Connecting to the Internet in the Year 2020

networkedThe world will gain about 1 billion new internet users and reach 4.1 billion in the next four years, according to Cisco’s VNI Global IP Traffic Forecast, 2015-2020, released earlier this week. This addition of new users will be accompanied by a significant growth in internet traffic by the year 2020, which shouldn’t be a surprise, given that we’ve experienced these types of patterns and increases in the U.S. alone over the past several years.

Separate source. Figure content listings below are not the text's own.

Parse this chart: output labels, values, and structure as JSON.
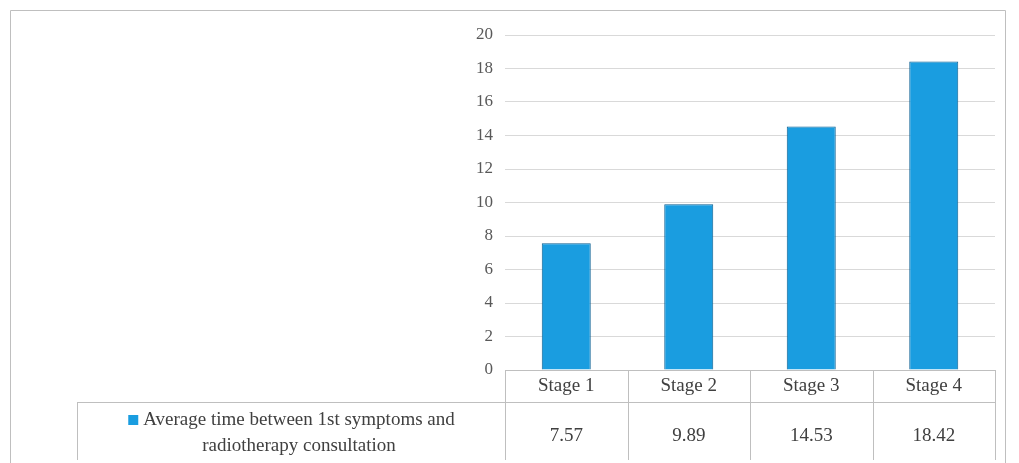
{
  "chart_data": {
    "type": "bar",
    "categories": [
      "Stage 1",
      "Stage 2",
      "Stage 3",
      "Stage 4"
    ],
    "series": [
      {
        "name": "Average time between 1st symptoms and radiotherapy consultation",
        "color": "#1a9de0",
        "values": [
          7.57,
          9.89,
          14.53,
          18.42
        ]
      }
    ],
    "ylim": [
      0,
      20
    ],
    "yticks": [
      0,
      2,
      4,
      6,
      8,
      10,
      12,
      14,
      16,
      18,
      20
    ],
    "grid": "y",
    "data_labels": true,
    "legend": "bottom left"
  }
}
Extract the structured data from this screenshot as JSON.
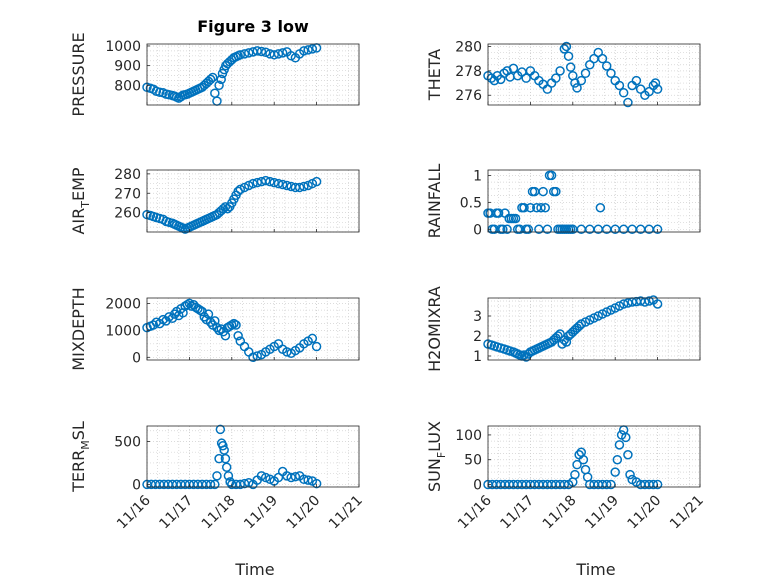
{
  "figure": {
    "title": "Figure 3 low",
    "background": "#ffffff",
    "marker_color": "#0072BD"
  },
  "chart_data": [
    {
      "id": "pressure",
      "type": "scatter",
      "title": "Figure 3 low",
      "ylabel": "PRESSURE",
      "xlabel": "",
      "xlim": [
        0,
        5
      ],
      "ylim": [
        700,
        1010
      ],
      "xticks": [
        0,
        1,
        2,
        3,
        4,
        5
      ],
      "xticklabels": [
        "",
        "",
        "",
        "",
        "",
        ""
      ],
      "yticks": [
        800,
        900,
        1000
      ],
      "yticklabels": [
        "800",
        "900",
        "1000"
      ],
      "grid": true,
      "x": [
        0,
        0.08,
        0.15,
        0.22,
        0.3,
        0.38,
        0.45,
        0.52,
        0.6,
        0.65,
        0.7,
        0.75,
        0.8,
        0.85,
        0.9,
        0.95,
        1.0,
        1.05,
        1.1,
        1.15,
        1.2,
        1.25,
        1.3,
        1.35,
        1.4,
        1.45,
        1.5,
        1.55,
        1.6,
        1.65,
        1.7,
        1.75,
        1.78,
        1.82,
        1.86,
        1.9,
        1.95,
        2.0,
        2.05,
        2.1,
        2.15,
        2.2,
        2.3,
        2.4,
        2.5,
        2.6,
        2.7,
        2.8,
        2.9,
        3.0,
        3.1,
        3.2,
        3.3,
        3.4,
        3.5,
        3.6,
        3.7,
        3.8,
        3.9,
        4.0
      ],
      "y": [
        790,
        785,
        780,
        770,
        765,
        762,
        755,
        752,
        748,
        745,
        740,
        735,
        742,
        750,
        752,
        755,
        760,
        765,
        770,
        775,
        780,
        785,
        790,
        800,
        810,
        820,
        830,
        840,
        760,
        720,
        800,
        830,
        860,
        880,
        900,
        910,
        920,
        930,
        940,
        945,
        950,
        955,
        960,
        965,
        970,
        975,
        972,
        968,
        960,
        955,
        960,
        965,
        970,
        950,
        940,
        960,
        975,
        980,
        985,
        990
      ]
    },
    {
      "id": "theta",
      "type": "scatter",
      "ylabel": "THETA",
      "xlabel": "",
      "xlim": [
        0,
        5
      ],
      "ylim": [
        275.2,
        280.2
      ],
      "xticks": [
        0,
        1,
        2,
        3,
        4,
        5
      ],
      "xticklabels": [
        "",
        "",
        "",
        "",
        "",
        ""
      ],
      "yticks": [
        276,
        278,
        280
      ],
      "yticklabels": [
        "276",
        "278",
        "280"
      ],
      "grid": true,
      "x": [
        0,
        0.08,
        0.15,
        0.22,
        0.3,
        0.38,
        0.45,
        0.52,
        0.6,
        0.7,
        0.8,
        0.9,
        1.0,
        1.1,
        1.2,
        1.3,
        1.4,
        1.5,
        1.6,
        1.7,
        1.8,
        1.85,
        1.9,
        1.95,
        2.0,
        2.05,
        2.1,
        2.2,
        2.3,
        2.4,
        2.5,
        2.6,
        2.7,
        2.8,
        2.9,
        3.0,
        3.1,
        3.2,
        3.3,
        3.4,
        3.5,
        3.6,
        3.7,
        3.8,
        3.9,
        3.95,
        4.0
      ],
      "y": [
        277.6,
        277.4,
        277.2,
        277.6,
        277.3,
        277.8,
        278.0,
        277.5,
        278.2,
        277.6,
        277.9,
        277.4,
        278.0,
        277.6,
        277.2,
        276.9,
        276.5,
        277.0,
        277.4,
        278.0,
        279.8,
        280.0,
        279.2,
        278.3,
        277.6,
        277.0,
        276.6,
        277.2,
        277.8,
        278.5,
        279.0,
        279.5,
        279.0,
        278.4,
        277.8,
        277.2,
        276.8,
        276.2,
        275.4,
        276.8,
        277.2,
        276.5,
        276.0,
        276.3,
        276.8,
        277.0,
        276.5
      ]
    },
    {
      "id": "air_temp",
      "type": "scatter",
      "ylabel": "AIR_TEMP",
      "xlabel": "",
      "xlim": [
        0,
        5
      ],
      "ylim": [
        250,
        282
      ],
      "xticks": [
        0,
        1,
        2,
        3,
        4,
        5
      ],
      "xticklabels": [
        "",
        "",
        "",
        "",
        "",
        ""
      ],
      "yticks": [
        260,
        270,
        280
      ],
      "yticklabels": [
        "260",
        "270",
        "280"
      ],
      "grid": true,
      "x": [
        0,
        0.08,
        0.15,
        0.22,
        0.3,
        0.38,
        0.45,
        0.52,
        0.6,
        0.65,
        0.7,
        0.75,
        0.8,
        0.85,
        0.9,
        0.95,
        1.0,
        1.05,
        1.1,
        1.15,
        1.2,
        1.25,
        1.3,
        1.35,
        1.4,
        1.45,
        1.5,
        1.55,
        1.6,
        1.65,
        1.7,
        1.75,
        1.8,
        1.85,
        1.9,
        1.95,
        2.0,
        2.05,
        2.1,
        2.15,
        2.2,
        2.3,
        2.4,
        2.5,
        2.6,
        2.7,
        2.8,
        2.9,
        3.0,
        3.1,
        3.2,
        3.3,
        3.4,
        3.5,
        3.6,
        3.7,
        3.8,
        3.9,
        4.0
      ],
      "y": [
        259,
        258.5,
        258,
        257.5,
        257,
        256.5,
        255.5,
        255,
        254.5,
        254,
        253.5,
        253,
        252.5,
        252,
        251.5,
        252,
        252.5,
        253,
        253.5,
        254,
        254.5,
        255,
        255.5,
        256,
        256.5,
        257,
        257.5,
        258,
        258.5,
        259,
        260,
        261,
        262,
        263,
        262,
        263,
        265,
        267,
        269,
        271,
        272,
        273,
        274,
        275,
        275.5,
        276,
        276.5,
        276,
        275.5,
        275,
        274.5,
        274,
        273.5,
        273,
        273,
        273.5,
        274,
        275,
        276
      ]
    },
    {
      "id": "rainfall",
      "type": "scatter",
      "ylabel": "RAINFALL",
      "xlabel": "",
      "xlim": [
        0,
        5
      ],
      "ylim": [
        -0.05,
        1.1
      ],
      "xticks": [
        0,
        1,
        2,
        3,
        4,
        5
      ],
      "xticklabels": [
        "",
        "",
        "",
        "",
        "",
        ""
      ],
      "yticks": [
        0,
        0.5,
        1
      ],
      "yticklabels": [
        "0",
        "0.5",
        "1"
      ],
      "grid": true,
      "x": [
        0,
        0.05,
        0.1,
        0.15,
        0.2,
        0.25,
        0.3,
        0.35,
        0.4,
        0.45,
        0.5,
        0.55,
        0.6,
        0.65,
        0.7,
        0.75,
        0.8,
        0.85,
        0.9,
        0.95,
        1.0,
        1.05,
        1.1,
        1.15,
        1.2,
        1.25,
        1.3,
        1.35,
        1.4,
        1.45,
        1.5,
        1.55,
        1.6,
        1.65,
        1.7,
        1.75,
        1.8,
        1.85,
        1.9,
        1.95,
        2.0,
        2.2,
        2.4,
        2.6,
        2.8,
        3.0,
        3.2,
        3.4,
        3.6,
        3.8,
        4.0,
        2.65
      ],
      "y": [
        0.3,
        0.3,
        0,
        0,
        0.3,
        0.3,
        0,
        0,
        0.3,
        0,
        0.2,
        0.2,
        0.2,
        0.2,
        0,
        0,
        0.4,
        0.4,
        0,
        0,
        0.4,
        0.7,
        0.7,
        0.4,
        0,
        0.4,
        0.7,
        0.4,
        0,
        1,
        1,
        0.7,
        0.7,
        0,
        0,
        0,
        0,
        0,
        0,
        0,
        0,
        0,
        0,
        0,
        0,
        0,
        0,
        0,
        0,
        0,
        0,
        0.4
      ]
    },
    {
      "id": "mixdepth",
      "type": "scatter",
      "ylabel": "MIXDEPTH",
      "xlabel": "",
      "xlim": [
        0,
        5
      ],
      "ylim": [
        -100,
        2200
      ],
      "xticks": [
        0,
        1,
        2,
        3,
        4,
        5
      ],
      "xticklabels": [
        "",
        "",
        "",
        "",
        "",
        ""
      ],
      "yticks": [
        0,
        1000,
        2000
      ],
      "yticklabels": [
        "0",
        "1000",
        "2000"
      ],
      "grid": true,
      "x": [
        0,
        0.08,
        0.15,
        0.22,
        0.3,
        0.38,
        0.45,
        0.52,
        0.6,
        0.65,
        0.7,
        0.75,
        0.8,
        0.85,
        0.9,
        0.95,
        1.0,
        1.05,
        1.1,
        1.15,
        1.2,
        1.25,
        1.3,
        1.35,
        1.4,
        1.45,
        1.5,
        1.55,
        1.6,
        1.65,
        1.7,
        1.75,
        1.8,
        1.85,
        1.9,
        1.95,
        2.0,
        2.05,
        2.1,
        2.15,
        2.2,
        2.3,
        2.4,
        2.5,
        2.6,
        2.7,
        2.8,
        2.9,
        3.0,
        3.1,
        3.2,
        3.3,
        3.4,
        3.5,
        3.6,
        3.7,
        3.8,
        3.9,
        4.0
      ],
      "y": [
        1100,
        1150,
        1200,
        1300,
        1250,
        1400,
        1350,
        1500,
        1450,
        1600,
        1700,
        1550,
        1800,
        1650,
        1900,
        1950,
        2000,
        1900,
        1950,
        1850,
        1800,
        1750,
        1700,
        1500,
        1400,
        1600,
        1300,
        1200,
        1350,
        1100,
        1000,
        1050,
        950,
        800,
        1100,
        1150,
        1200,
        1250,
        1200,
        800,
        600,
        400,
        200,
        0,
        50,
        100,
        200,
        300,
        400,
        500,
        300,
        200,
        150,
        250,
        350,
        500,
        600,
        700,
        400
      ]
    },
    {
      "id": "h2omixra",
      "type": "scatter",
      "ylabel": "H2OMIXRA",
      "xlabel": "",
      "xlim": [
        0,
        5
      ],
      "ylim": [
        0.8,
        3.9
      ],
      "xticks": [
        0,
        1,
        2,
        3,
        4,
        5
      ],
      "xticklabels": [
        "",
        "",
        "",
        "",
        "",
        ""
      ],
      "yticks": [
        1,
        2,
        3
      ],
      "yticklabels": [
        "1",
        "2",
        "3"
      ],
      "grid": true,
      "x": [
        0,
        0.08,
        0.15,
        0.22,
        0.3,
        0.38,
        0.45,
        0.52,
        0.6,
        0.65,
        0.7,
        0.75,
        0.8,
        0.85,
        0.9,
        0.95,
        1.0,
        1.05,
        1.1,
        1.15,
        1.2,
        1.25,
        1.3,
        1.35,
        1.4,
        1.45,
        1.5,
        1.55,
        1.6,
        1.65,
        1.7,
        1.75,
        1.8,
        1.85,
        1.9,
        1.95,
        2.0,
        2.05,
        2.1,
        2.15,
        2.2,
        2.3,
        2.4,
        2.5,
        2.6,
        2.7,
        2.8,
        2.9,
        3.0,
        3.1,
        3.2,
        3.3,
        3.4,
        3.5,
        3.6,
        3.7,
        3.8,
        3.9,
        4.0
      ],
      "y": [
        1.6,
        1.55,
        1.5,
        1.45,
        1.4,
        1.35,
        1.3,
        1.25,
        1.2,
        1.15,
        1.1,
        1.05,
        1.0,
        1.05,
        0.95,
        1.1,
        1.2,
        1.25,
        1.3,
        1.35,
        1.4,
        1.45,
        1.5,
        1.55,
        1.6,
        1.65,
        1.7,
        1.8,
        1.9,
        2.0,
        2.1,
        1.6,
        1.8,
        1.7,
        2.0,
        2.1,
        2.2,
        2.3,
        2.4,
        2.5,
        2.6,
        2.7,
        2.8,
        2.9,
        3.0,
        3.1,
        3.2,
        3.3,
        3.4,
        3.5,
        3.6,
        3.65,
        3.7,
        3.72,
        3.75,
        3.7,
        3.75,
        3.8,
        3.6
      ]
    },
    {
      "id": "terr_msl",
      "type": "scatter",
      "ylabel": "TERR_MSL",
      "xlabel": "Time",
      "xlim": [
        0,
        5
      ],
      "ylim": [
        -30,
        680
      ],
      "xticks": [
        0,
        1,
        2,
        3,
        4,
        5
      ],
      "xticklabels": [
        "11/16",
        "11/17",
        "11/18",
        "11/19",
        "11/20",
        "11/21"
      ],
      "yticks": [
        0,
        500
      ],
      "yticklabels": [
        "0",
        "500"
      ],
      "grid": true,
      "x": [
        0,
        0.1,
        0.2,
        0.3,
        0.4,
        0.5,
        0.6,
        0.7,
        0.8,
        0.9,
        1.0,
        1.1,
        1.2,
        1.3,
        1.4,
        1.5,
        1.6,
        1.65,
        1.7,
        1.73,
        1.76,
        1.79,
        1.82,
        1.85,
        1.88,
        1.92,
        1.96,
        2.0,
        2.1,
        2.2,
        2.3,
        2.4,
        2.5,
        2.6,
        2.7,
        2.8,
        2.9,
        3.0,
        3.1,
        3.2,
        3.3,
        3.4,
        3.5,
        3.6,
        3.7,
        3.8,
        3.9,
        4.0
      ],
      "y": [
        0,
        0,
        0,
        0,
        0,
        0,
        0,
        0,
        0,
        0,
        0,
        0,
        0,
        0,
        0,
        0,
        0,
        100,
        300,
        640,
        480,
        450,
        400,
        300,
        200,
        100,
        30,
        0,
        0,
        0,
        10,
        20,
        0,
        50,
        100,
        80,
        60,
        40,
        80,
        150,
        100,
        80,
        90,
        100,
        60,
        50,
        40,
        10
      ]
    },
    {
      "id": "sun_flux",
      "type": "scatter",
      "ylabel": "SUN_FLUX",
      "xlabel": "Time",
      "xlim": [
        0,
        5
      ],
      "ylim": [
        -5,
        118
      ],
      "xticks": [
        0,
        1,
        2,
        3,
        4,
        5
      ],
      "xticklabels": [
        "11/16",
        "11/17",
        "11/18",
        "11/19",
        "11/20",
        "11/21"
      ],
      "yticks": [
        0,
        50,
        100
      ],
      "yticklabels": [
        "0",
        "50",
        "100"
      ],
      "grid": true,
      "x": [
        0,
        0.1,
        0.2,
        0.3,
        0.4,
        0.5,
        0.6,
        0.7,
        0.8,
        0.9,
        1.0,
        1.1,
        1.2,
        1.3,
        1.4,
        1.5,
        1.6,
        1.7,
        1.8,
        1.9,
        2.0,
        2.05,
        2.1,
        2.15,
        2.2,
        2.25,
        2.3,
        2.35,
        2.4,
        2.5,
        2.6,
        2.7,
        2.8,
        2.9,
        3.0,
        3.05,
        3.1,
        3.15,
        3.2,
        3.25,
        3.3,
        3.35,
        3.4,
        3.5,
        3.6,
        3.7,
        3.8,
        3.9,
        4.0
      ],
      "y": [
        0,
        0,
        0,
        0,
        0,
        0,
        0,
        0,
        0,
        0,
        0,
        0,
        0,
        0,
        0,
        0,
        0,
        0,
        0,
        0,
        5,
        20,
        40,
        60,
        65,
        50,
        30,
        15,
        0,
        0,
        0,
        0,
        0,
        0,
        25,
        50,
        80,
        100,
        110,
        95,
        60,
        20,
        10,
        5,
        0,
        0,
        0,
        0,
        0
      ]
    }
  ]
}
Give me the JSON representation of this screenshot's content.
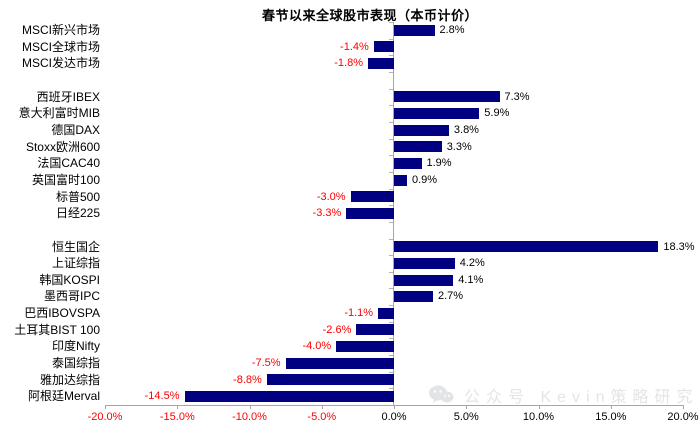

The advances we have seen in technology and broadband speed have led to the rise of live video streaming and a digital-centric media landscape, one which will continue to expand as connectivity  makes our lives more productive, convenient and entertaining and as consumers demand better and faster connections.

As a way to better visualize the complexity of an evolving internet, Cisco’s Visual Networking Index has designed an infographic slide show displaying worldwide comparisons about internet use, connections and online activities between 2015 and predicted milestones in 2020. The VNI Global IP Traffic Forecast looks at broadband connection speeds, the amount of networked devices and connections, the number of Internet users, Internet application usage, Internet-connected TVs, Wi-Fi usage, and many more internet-based usages that help paint a better picture of where the state of the internet will be in 2020. Here’s a glimpse of what’s in store for the North American region:

Average fixed broadband speeds

2015: 25.4 Mbps
2020: 51.4 Mbps

Number of internet connections and devices

2015: 2.6 billion
2020: 4.5 billion

Percentage of IP traffic coming from Wi-Fi connections

2015: 37
2020: 49

Percentage of IP traffic coming from wired connections

2015: 61
2020: 45

Traffic generated by average internet user per month

2015: 47.7 gigabytes
2020: 114.4 gigabytes

Traffic generated by average internet household per month

2015: 115.1 gigabytes
2020: 277.7 gigabytes

The predicted decrease in the use of wired connections makes sense given how mobile our society has become. More and more people watch TV on the go, within different areas of their homes as well as places outside their homes, making it possible for them to feel less constrained and tied down. Cisco also estimates that North America will see a huge spike in the amount of data transfer usage, as indicated above in the amount of gigabytes generated per user and household. Video will no doubt contribute to this hike, as will the increase in the accessibility of internet-based technologies and tools that can be taken on the go.

The entire VNI report can be found here. It’s exciting to think what the next four years might bring. The networks of today have already improved immensely over the last five years, and those of tomorrow will enable us to share and consume even more content and video over even faster connections, making our lives all the more connected and the possibilities endless.